AOL's acquisition of StudioNow closed on Jan. 22 and was valued at $36.5 million in cash and stock, with a portion of the cash paid out over multiple years, the company said. The deal is the first for AOL since it officially separated from Time Warner Inc. on Dec. 10, capping a nearly 10-year alliance that has been called one of the worst corporate mergers in U.S. history.
"The successful combination of a talented team, innovative technology, seasoned/professional video creators and strong client service has rapidly established StudioNow as a leader in online video creation and syndication," AOL chairman and CEO Tim Armstrong said in a statement. "Premium original video creation is a fundamental part of AOL's strategy to offer consumers world-class, stimulating content at scale and the integration of StudioNow into Seed.com will enable us to increase our video content/offerings significantly."
AOL said that StudioNow, founded in January 2007, will also continue to develop its existing business as a provider of online video creation, management, storage and syndication services to commercial companies.
AOL also expects to use StudioNow's technology and resources to complement the ongoing work of its in-house studios, both for AOL productions -- which creates original video programming like AOL Sessions, Unscripted, Moviefone Minute and the Engadget Show -- and for its branded advertising and content partners.

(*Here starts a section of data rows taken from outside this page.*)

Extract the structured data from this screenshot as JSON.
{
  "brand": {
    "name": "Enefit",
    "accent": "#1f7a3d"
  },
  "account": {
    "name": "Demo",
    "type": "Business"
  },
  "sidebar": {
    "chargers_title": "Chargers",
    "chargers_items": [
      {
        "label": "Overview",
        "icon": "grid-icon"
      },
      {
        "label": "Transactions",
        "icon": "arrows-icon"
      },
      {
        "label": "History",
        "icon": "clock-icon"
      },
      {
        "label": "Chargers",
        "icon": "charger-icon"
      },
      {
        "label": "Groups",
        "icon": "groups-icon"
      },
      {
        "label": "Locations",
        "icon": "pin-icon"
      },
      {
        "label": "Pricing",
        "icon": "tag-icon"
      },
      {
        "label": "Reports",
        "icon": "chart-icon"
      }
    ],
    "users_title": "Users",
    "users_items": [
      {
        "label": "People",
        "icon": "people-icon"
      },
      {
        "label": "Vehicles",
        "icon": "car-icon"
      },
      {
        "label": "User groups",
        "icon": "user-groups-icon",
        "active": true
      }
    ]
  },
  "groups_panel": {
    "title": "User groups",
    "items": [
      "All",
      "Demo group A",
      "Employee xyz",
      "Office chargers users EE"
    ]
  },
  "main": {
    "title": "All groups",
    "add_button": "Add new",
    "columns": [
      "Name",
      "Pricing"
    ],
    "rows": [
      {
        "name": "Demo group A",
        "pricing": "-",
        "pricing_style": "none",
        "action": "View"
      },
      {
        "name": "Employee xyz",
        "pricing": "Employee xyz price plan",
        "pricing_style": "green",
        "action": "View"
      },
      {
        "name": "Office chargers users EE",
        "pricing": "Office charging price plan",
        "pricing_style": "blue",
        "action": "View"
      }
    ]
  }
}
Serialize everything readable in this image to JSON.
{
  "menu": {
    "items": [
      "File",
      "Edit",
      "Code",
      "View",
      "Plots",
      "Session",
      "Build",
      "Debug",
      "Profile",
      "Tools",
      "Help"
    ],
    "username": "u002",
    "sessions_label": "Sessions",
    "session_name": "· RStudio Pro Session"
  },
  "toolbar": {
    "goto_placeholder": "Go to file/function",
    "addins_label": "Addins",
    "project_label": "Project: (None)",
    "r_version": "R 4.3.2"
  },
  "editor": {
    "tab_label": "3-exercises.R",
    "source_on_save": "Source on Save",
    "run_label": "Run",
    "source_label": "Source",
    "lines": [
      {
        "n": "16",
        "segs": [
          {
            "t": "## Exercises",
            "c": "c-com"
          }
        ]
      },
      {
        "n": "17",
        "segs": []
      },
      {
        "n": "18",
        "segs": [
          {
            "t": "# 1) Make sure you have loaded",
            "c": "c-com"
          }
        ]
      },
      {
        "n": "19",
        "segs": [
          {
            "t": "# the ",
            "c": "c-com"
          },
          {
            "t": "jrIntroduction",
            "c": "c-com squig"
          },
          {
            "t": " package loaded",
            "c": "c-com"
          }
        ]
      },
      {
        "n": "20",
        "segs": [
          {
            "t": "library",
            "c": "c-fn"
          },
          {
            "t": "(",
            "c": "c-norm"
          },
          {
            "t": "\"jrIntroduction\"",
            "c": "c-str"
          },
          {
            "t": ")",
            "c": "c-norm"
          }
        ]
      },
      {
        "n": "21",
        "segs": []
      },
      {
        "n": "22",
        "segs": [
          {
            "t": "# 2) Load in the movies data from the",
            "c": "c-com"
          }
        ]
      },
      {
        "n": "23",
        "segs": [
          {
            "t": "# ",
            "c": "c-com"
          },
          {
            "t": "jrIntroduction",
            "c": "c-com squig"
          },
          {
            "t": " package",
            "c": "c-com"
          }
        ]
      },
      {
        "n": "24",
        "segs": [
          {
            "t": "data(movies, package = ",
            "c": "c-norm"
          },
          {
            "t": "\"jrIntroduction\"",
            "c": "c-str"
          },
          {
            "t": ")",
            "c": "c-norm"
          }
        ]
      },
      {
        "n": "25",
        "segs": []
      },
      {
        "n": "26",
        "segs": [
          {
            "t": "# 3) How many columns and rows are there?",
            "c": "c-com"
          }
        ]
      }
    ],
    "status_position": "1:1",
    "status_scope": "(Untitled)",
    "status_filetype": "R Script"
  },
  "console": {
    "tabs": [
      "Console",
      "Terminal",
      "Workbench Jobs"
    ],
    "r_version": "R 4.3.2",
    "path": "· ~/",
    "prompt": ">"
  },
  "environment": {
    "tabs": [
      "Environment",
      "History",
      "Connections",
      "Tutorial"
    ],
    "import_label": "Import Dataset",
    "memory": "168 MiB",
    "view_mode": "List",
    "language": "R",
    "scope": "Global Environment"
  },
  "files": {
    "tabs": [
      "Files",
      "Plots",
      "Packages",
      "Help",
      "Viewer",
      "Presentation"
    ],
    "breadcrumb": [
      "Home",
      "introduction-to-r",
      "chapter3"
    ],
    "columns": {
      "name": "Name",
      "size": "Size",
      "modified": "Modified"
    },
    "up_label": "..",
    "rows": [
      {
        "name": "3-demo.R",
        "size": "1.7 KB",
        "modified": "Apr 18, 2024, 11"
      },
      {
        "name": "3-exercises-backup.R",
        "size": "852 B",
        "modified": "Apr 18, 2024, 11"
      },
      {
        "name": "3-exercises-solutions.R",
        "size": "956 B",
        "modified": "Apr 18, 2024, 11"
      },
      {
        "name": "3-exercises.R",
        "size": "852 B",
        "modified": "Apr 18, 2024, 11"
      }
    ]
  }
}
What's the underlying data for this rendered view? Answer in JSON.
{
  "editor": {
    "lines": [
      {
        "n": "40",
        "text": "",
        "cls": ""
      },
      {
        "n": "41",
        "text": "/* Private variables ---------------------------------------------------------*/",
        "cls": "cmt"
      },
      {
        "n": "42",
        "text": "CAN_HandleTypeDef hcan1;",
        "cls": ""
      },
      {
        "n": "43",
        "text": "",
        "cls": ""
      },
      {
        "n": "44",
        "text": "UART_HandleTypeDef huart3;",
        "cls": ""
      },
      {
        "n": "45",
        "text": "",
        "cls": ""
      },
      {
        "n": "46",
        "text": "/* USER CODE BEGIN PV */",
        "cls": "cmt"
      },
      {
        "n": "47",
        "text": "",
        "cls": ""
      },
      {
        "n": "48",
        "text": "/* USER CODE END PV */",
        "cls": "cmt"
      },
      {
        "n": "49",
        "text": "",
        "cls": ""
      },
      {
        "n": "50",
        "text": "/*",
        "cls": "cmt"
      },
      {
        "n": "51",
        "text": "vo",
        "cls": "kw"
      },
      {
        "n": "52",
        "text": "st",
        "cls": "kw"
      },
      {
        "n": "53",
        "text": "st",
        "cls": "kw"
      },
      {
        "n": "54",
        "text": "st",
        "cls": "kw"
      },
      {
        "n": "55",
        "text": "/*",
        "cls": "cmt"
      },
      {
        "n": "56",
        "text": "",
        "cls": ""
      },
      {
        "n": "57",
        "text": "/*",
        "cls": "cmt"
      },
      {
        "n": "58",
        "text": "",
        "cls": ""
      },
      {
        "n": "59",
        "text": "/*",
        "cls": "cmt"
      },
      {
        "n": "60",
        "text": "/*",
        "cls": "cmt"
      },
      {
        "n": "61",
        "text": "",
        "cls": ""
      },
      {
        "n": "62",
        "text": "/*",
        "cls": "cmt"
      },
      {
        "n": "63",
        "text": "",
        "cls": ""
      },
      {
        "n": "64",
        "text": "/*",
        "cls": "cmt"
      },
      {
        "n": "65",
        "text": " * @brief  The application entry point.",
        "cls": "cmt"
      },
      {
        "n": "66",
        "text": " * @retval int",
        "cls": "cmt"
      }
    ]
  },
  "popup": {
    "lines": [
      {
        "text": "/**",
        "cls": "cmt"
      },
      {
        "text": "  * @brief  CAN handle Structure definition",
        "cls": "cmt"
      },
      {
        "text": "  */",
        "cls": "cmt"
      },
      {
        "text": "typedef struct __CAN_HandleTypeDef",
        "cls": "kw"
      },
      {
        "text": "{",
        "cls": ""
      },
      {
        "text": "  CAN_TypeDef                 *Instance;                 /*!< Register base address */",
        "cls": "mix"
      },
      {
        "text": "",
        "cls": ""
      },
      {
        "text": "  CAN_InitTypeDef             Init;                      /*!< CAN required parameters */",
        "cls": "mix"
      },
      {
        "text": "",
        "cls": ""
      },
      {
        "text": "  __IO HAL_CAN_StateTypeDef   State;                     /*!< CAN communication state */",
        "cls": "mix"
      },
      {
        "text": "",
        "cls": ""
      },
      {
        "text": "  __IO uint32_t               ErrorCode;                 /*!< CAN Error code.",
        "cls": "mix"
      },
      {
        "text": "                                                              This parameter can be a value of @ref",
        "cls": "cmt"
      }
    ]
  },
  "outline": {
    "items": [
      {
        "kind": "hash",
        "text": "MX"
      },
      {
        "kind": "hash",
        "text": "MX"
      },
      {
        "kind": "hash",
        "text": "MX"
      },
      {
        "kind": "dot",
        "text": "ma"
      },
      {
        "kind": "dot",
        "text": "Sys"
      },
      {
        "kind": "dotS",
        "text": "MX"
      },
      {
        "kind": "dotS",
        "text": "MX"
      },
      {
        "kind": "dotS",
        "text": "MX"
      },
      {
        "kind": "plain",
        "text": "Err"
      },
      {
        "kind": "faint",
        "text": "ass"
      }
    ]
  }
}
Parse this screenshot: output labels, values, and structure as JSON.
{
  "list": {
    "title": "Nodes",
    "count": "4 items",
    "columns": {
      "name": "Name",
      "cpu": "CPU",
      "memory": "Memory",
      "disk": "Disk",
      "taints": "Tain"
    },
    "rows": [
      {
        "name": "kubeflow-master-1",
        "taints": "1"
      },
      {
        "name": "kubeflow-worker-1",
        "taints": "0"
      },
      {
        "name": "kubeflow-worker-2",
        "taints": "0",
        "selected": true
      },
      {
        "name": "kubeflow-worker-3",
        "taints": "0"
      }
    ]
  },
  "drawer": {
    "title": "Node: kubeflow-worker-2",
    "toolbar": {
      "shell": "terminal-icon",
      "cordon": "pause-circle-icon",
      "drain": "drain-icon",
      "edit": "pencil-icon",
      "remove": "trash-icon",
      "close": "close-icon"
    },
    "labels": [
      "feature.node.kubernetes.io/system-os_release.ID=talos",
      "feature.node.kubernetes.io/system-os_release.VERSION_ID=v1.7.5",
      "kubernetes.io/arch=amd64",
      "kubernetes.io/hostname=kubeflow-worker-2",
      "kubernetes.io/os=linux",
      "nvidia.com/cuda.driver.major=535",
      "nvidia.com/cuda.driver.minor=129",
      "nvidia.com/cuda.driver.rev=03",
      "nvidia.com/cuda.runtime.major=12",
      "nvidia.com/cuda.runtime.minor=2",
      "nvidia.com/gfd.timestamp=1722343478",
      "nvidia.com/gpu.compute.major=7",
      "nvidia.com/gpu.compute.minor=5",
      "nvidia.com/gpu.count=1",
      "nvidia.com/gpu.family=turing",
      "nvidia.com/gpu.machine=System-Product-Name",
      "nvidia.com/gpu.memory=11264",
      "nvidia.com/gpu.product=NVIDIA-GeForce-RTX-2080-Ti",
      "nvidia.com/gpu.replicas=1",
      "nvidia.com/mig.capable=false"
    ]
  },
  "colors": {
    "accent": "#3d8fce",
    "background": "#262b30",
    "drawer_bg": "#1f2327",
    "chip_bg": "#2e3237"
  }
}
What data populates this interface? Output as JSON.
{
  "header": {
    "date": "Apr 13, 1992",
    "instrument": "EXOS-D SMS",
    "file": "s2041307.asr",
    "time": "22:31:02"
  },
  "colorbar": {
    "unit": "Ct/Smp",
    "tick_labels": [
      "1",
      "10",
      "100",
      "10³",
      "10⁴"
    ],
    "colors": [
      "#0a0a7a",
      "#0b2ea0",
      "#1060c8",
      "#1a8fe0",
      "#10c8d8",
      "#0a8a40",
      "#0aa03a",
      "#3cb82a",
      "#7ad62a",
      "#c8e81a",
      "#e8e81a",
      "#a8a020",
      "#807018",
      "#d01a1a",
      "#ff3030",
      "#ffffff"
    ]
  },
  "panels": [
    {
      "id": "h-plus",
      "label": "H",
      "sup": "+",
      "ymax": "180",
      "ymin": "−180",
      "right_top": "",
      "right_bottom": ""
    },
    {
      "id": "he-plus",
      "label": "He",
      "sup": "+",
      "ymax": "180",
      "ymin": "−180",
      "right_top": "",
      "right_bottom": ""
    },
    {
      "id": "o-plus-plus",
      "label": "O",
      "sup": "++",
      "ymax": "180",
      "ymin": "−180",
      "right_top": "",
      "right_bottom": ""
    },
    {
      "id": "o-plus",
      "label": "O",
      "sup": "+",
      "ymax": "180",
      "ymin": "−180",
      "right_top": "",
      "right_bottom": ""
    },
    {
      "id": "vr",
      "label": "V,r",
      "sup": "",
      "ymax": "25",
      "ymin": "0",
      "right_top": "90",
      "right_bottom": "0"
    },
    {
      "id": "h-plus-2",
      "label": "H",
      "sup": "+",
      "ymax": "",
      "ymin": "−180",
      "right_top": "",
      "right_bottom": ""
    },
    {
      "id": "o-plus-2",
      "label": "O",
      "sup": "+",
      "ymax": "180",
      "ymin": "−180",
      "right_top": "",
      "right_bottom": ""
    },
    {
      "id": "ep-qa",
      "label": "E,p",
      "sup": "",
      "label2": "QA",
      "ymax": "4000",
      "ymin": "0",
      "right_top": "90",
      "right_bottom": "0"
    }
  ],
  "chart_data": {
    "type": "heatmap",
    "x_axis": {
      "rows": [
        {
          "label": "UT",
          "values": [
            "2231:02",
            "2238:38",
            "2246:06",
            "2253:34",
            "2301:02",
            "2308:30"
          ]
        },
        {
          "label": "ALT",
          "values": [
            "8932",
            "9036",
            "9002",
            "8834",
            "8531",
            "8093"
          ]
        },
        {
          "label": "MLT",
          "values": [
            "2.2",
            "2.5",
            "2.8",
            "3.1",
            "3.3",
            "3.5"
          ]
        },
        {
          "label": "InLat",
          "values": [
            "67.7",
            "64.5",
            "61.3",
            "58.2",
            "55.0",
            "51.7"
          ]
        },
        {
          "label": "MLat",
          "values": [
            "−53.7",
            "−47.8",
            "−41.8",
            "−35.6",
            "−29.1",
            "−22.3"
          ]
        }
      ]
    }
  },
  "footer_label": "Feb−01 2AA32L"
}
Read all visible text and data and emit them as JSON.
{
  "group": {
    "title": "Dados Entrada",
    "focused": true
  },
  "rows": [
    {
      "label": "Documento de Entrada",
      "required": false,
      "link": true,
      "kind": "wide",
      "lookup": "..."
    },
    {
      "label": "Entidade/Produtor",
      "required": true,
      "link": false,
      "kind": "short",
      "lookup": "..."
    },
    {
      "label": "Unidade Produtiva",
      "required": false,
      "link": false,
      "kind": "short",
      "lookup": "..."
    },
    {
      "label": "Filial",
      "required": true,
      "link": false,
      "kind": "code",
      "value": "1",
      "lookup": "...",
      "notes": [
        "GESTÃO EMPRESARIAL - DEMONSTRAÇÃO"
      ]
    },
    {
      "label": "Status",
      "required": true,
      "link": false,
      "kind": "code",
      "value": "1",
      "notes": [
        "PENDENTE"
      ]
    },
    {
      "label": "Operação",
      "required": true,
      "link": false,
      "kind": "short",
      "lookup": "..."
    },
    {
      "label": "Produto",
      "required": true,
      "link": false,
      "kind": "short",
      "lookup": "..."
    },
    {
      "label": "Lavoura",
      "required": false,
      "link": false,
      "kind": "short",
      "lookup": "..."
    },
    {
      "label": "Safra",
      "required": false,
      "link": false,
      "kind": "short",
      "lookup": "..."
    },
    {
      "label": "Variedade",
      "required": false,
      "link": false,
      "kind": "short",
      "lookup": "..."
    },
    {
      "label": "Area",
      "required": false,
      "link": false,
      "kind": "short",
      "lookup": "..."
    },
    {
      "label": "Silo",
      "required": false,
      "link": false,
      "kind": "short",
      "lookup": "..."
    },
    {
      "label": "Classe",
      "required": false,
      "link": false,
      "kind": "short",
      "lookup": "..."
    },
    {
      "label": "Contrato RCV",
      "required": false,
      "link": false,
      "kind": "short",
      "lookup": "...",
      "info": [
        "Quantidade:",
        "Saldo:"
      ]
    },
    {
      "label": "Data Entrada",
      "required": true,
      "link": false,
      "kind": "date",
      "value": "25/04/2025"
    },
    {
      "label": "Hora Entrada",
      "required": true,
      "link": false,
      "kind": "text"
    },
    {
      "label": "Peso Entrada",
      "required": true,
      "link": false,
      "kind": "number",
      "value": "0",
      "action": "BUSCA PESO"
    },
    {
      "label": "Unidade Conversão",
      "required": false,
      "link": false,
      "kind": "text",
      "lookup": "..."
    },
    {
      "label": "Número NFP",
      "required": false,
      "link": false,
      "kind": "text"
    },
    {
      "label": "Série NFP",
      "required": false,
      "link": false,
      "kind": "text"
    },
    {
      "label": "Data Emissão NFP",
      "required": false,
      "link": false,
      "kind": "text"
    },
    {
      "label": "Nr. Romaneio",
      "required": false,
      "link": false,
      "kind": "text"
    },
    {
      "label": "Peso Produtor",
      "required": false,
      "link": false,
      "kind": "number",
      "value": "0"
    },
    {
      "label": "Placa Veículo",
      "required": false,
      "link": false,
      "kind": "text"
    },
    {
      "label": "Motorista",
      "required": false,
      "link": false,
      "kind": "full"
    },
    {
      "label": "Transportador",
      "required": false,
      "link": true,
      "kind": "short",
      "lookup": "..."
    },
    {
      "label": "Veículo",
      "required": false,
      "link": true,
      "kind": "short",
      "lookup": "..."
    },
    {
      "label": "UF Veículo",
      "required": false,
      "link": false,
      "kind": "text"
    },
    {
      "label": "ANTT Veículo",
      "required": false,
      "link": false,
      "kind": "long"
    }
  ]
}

Separately, AOL announced Monday that it has hired former Google and Microsoft engineering executive Jeff Reynar, 40, as head of technology for engineering and products in New York.
Previously, Reynar was co-founder and CTO of DBT Labs, which built a social search service and before that spent four and a half years at Google, where he led new approaches to search including Google Squared, an experimental search tool that gathers facts from the Web and presents them in an organized collection. He previously spent nearly five years at Microsoft, where he was a lead program manager on the Authoring Services team that was responsible for Word.